Her label, Warp Records, announced the news, and did not give a cause of death. A statement posted to social media said in part: “Mira was not only a hugely talented artist and composer, she was also a beautiful, caring human who touched the lives of everyone who had the honour of working with her … she pushed the boundaries between electronic music, classical music and art in a truly unique way.”
Born Chantal Passamonte in South Africa in 1969, Calix moved to London in 1991 to pursue a career in music, first working as a publicist for Warp alongside promoting club nights and DJing, before releasing her music with the label.

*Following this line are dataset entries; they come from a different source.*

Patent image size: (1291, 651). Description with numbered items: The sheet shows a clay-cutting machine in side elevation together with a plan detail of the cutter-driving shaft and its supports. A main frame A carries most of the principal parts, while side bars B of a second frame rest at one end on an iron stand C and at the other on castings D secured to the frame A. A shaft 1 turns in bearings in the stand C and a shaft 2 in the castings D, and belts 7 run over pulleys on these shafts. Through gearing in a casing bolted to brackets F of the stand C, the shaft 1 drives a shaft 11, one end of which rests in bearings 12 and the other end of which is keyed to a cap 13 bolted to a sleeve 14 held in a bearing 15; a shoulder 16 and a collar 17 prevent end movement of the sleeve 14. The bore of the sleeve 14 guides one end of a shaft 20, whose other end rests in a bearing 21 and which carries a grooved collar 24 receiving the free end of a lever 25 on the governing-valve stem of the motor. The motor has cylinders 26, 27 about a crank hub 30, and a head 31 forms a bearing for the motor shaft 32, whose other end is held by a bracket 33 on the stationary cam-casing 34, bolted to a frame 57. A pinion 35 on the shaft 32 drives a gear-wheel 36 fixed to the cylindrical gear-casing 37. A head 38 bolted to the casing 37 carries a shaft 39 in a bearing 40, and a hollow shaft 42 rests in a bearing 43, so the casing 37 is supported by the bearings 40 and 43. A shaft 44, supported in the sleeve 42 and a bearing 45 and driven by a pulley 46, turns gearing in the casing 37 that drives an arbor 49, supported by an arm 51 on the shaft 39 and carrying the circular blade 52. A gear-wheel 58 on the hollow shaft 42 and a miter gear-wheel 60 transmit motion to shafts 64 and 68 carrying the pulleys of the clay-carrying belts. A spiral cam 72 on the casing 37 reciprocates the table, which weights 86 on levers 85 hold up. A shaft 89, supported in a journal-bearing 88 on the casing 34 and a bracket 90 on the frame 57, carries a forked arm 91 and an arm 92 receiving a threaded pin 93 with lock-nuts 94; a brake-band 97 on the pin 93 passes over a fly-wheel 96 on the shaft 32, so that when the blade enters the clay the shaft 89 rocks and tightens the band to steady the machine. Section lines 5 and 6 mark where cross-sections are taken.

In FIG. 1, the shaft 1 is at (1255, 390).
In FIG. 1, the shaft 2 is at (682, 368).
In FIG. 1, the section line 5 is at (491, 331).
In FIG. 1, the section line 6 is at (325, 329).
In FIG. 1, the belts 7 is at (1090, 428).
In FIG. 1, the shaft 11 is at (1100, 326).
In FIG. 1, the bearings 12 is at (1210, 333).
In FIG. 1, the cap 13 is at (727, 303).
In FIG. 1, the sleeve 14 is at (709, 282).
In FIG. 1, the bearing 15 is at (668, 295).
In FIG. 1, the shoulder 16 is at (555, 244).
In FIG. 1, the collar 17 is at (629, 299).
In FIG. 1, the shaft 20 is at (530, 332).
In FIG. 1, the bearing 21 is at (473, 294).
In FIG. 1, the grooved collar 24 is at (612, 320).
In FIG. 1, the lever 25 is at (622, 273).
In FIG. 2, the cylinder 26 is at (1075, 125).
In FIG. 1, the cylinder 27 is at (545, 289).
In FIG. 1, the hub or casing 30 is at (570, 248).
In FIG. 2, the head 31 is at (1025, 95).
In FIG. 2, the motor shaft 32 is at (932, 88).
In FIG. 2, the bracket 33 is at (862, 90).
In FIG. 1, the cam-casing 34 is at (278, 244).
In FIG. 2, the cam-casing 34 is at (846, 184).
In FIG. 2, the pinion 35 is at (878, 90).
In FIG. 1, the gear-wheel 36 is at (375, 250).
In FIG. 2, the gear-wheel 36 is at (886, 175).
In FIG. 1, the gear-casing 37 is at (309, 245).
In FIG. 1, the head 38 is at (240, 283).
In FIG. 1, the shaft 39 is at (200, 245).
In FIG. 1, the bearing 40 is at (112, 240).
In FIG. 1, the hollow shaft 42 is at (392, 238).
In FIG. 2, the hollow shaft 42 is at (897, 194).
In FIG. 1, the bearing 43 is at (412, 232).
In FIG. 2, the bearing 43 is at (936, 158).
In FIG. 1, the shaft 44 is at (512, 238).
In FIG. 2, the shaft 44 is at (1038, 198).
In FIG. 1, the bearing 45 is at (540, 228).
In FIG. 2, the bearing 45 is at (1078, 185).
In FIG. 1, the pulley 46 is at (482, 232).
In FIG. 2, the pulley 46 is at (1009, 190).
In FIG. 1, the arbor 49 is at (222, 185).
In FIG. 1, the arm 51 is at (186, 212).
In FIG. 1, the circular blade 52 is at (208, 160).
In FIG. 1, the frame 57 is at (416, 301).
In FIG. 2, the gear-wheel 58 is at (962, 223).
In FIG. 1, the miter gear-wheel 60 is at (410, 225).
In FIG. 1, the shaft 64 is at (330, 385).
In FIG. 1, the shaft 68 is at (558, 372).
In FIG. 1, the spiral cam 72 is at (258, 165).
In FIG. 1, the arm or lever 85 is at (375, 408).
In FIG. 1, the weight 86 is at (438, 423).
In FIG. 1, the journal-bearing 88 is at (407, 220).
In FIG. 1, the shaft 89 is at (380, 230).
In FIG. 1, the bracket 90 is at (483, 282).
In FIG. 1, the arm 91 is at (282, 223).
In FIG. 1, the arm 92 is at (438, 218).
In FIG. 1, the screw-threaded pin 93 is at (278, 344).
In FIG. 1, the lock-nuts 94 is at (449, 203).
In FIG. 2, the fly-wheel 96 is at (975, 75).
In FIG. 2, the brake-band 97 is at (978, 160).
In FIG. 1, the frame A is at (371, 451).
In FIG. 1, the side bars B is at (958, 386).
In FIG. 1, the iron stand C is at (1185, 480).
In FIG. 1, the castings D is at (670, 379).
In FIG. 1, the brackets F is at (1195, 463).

As with her labelmates, her work realised the broad possibilities of electronic production in playful and adventurous music that had roots in club culture but spanned a remarkably broad stylistic range, touching on ambient, noise, neo-classical and more.
She released music in the traditional album format, beginning in 2000 with One on One and most recently with the sample-heavy Absent Origin, released in 2021 and hailed as one of her greatest works. But she also made music for installations such as My Secret Heart, staged at London’s Royal Festival Hall in 2008, and the monolithic sound sculpture Nothing Is Set In Stone, created for the Cultural Olympiad alongside the London 2012 Olympics, with Boris Johnson, then London mayor, stating: “Mira Calix has managed to wrest not blood, but music from a stone, putting the music into rock and creating a new cultural attraction.” Other public artworks appeared everywhere from a public bus in Nanjing, China, to the Tower of London.

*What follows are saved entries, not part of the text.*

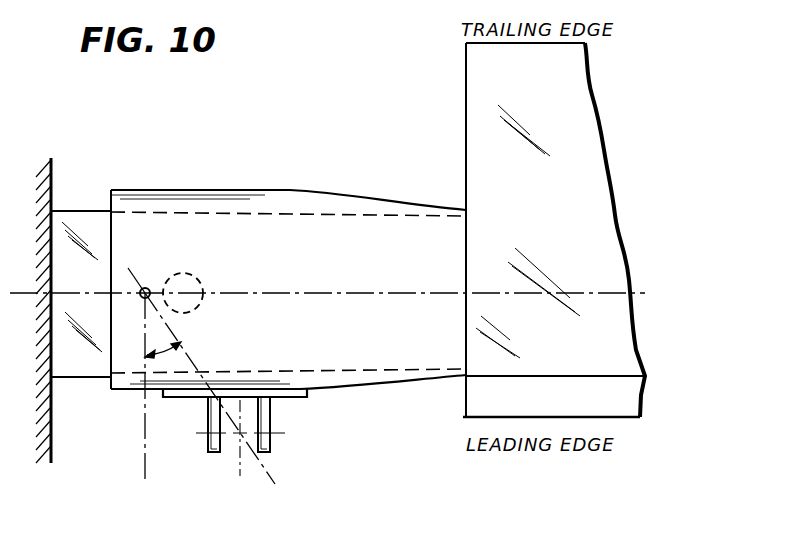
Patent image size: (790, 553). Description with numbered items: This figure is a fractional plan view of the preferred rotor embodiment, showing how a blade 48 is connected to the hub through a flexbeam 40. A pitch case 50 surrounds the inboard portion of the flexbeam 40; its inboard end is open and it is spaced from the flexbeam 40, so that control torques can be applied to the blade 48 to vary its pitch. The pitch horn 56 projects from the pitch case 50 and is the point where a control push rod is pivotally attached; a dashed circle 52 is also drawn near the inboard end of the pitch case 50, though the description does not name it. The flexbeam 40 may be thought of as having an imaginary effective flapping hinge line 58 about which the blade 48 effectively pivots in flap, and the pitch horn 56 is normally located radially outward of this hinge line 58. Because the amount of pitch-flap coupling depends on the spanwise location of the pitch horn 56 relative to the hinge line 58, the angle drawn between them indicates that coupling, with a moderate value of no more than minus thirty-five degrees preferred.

The flexbeam 40 is at (79, 226).
The blade 48 is at (490, 99).
The pitch case 50 is at (343, 190).
The pivot circle 52 is at (186, 283).
The pitch horn 56 is at (270, 420).
The effective flapping hinge line 58 is at (145, 459).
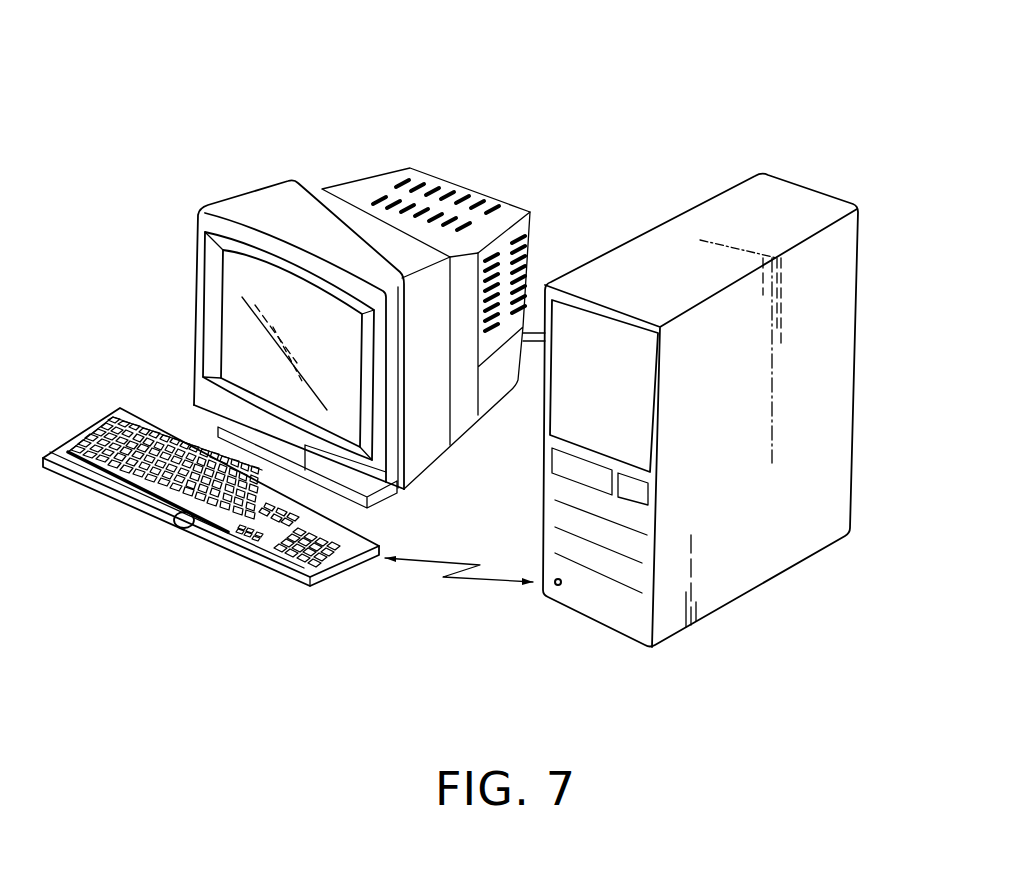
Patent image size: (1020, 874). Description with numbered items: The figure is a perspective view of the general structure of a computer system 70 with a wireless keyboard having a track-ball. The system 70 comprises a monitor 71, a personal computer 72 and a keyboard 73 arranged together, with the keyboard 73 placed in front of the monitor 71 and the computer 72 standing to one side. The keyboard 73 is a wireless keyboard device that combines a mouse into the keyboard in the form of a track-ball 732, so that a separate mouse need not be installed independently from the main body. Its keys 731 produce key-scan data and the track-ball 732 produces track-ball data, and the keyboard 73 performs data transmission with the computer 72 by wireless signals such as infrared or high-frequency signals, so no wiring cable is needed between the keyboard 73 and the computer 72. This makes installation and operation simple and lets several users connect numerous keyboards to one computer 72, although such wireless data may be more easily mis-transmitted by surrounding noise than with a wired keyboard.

The computer system 70 is at (750, 118).
The monitor 71 is at (263, 197).
The personal computer 72 is at (850, 313).
The keyboard 73 is at (326, 583).
The keys 731 is at (102, 422).
The track-ball 732 is at (176, 530).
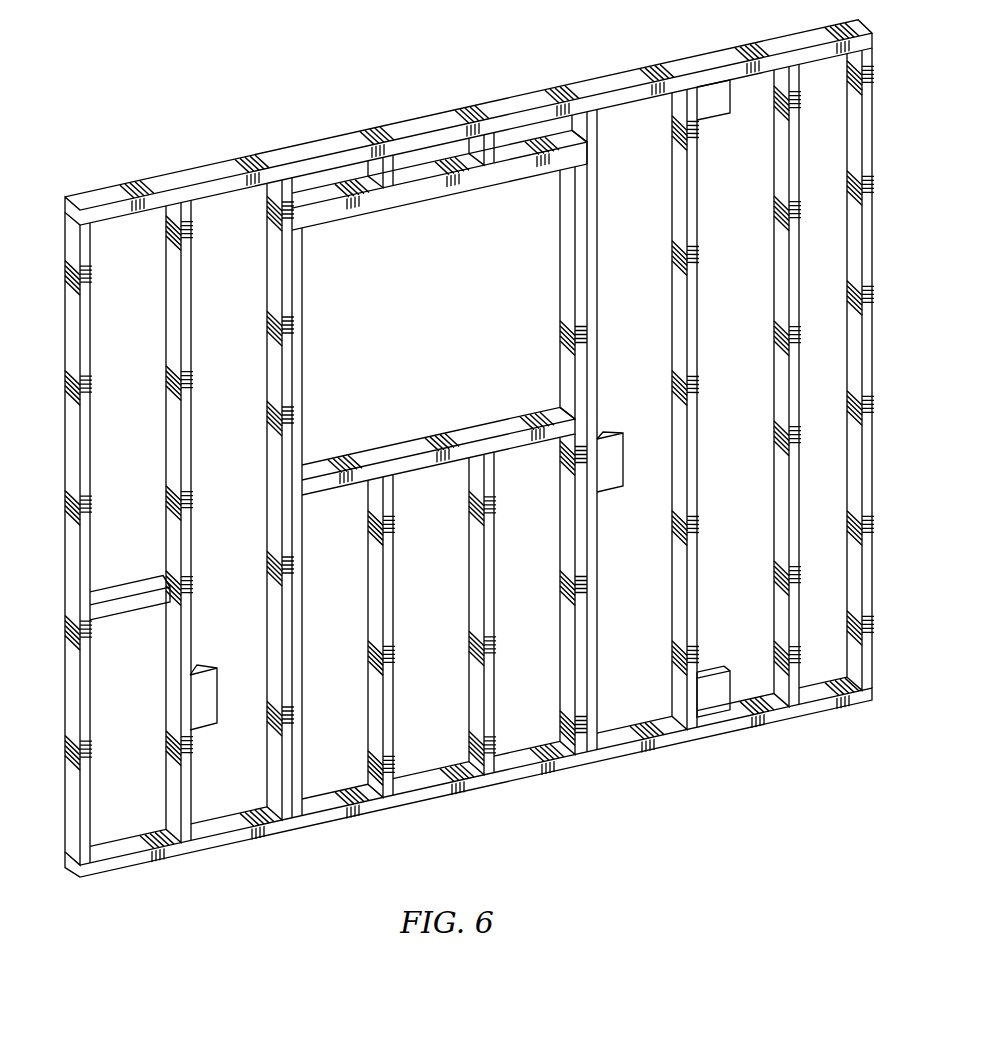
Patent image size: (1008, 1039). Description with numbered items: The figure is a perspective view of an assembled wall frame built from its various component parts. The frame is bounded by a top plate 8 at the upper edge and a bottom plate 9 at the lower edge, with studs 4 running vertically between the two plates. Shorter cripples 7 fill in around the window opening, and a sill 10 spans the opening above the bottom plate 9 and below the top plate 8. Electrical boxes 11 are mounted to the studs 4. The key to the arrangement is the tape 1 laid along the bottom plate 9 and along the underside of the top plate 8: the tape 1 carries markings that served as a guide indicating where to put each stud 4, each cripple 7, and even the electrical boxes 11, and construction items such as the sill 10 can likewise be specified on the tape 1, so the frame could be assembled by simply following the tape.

The tape 1 is at (469, 449).
The stud 4 is at (683, 268).
The cripple 7 is at (490, 153).
The top plate 8 is at (600, 80).
The bottom plate 9 is at (300, 819).
The sill 10 is at (313, 470).
The electrical box 11 is at (722, 684).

She also collaborated with opera and theatre companies, including Opera North and the Royal Shakespeare Company, writing scores for productions of Julius Caesar and Coriolanus for the latter. Her 2003 work Nunu featured the sound of live insects on stage, while Inside There Falls, a 2015 collaboration with Sydney Dance Company, used hidden speakers worn by dancers in a mobile, four-dimensional piece.
She once said of her boldly experimental yet populist approach, in response to elderly listeners who loved one of her installations: “The whole piece was completely abstract, but it made them feel something. They didn’t say, ‘This is too weird’ … People like fantasy. We know this. But people also like fairytales. And they like abstractions. Art isn’t just for arseholes. People can handle it.”

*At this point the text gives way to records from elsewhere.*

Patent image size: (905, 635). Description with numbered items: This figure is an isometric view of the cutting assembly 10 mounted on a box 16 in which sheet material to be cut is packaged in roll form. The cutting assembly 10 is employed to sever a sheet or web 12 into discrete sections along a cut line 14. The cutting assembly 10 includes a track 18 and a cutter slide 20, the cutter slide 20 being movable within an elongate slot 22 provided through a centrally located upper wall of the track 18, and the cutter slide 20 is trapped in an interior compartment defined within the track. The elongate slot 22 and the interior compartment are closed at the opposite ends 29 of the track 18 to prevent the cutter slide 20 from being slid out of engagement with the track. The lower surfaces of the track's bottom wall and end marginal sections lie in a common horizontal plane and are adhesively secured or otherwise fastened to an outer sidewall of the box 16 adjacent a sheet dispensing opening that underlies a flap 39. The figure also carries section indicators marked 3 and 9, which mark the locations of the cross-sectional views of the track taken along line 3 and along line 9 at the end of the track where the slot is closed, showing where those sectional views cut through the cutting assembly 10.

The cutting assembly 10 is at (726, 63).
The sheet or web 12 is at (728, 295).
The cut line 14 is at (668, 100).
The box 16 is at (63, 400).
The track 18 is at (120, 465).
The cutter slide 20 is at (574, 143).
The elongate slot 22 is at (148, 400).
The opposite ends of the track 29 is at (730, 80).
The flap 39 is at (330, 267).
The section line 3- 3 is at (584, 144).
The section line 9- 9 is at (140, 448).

BBC 6 Music DJ Mary Anne Hobbs was among those paying tribute to Calix, calling her “such an ingenious, pioneering artist … always questioning, always pushing.” The musician Gazelle Twin said: “So so gut-wrenching to hear this news of such an amazing, inspirational and unanimously loved creator.”
This article was amended on 12 April 2022 to correct the year Mira Calix was born, because after publication Warp Records said this to be 1969, not 1970 as previously confirmed. This means Calix was 52 when she died, not 51.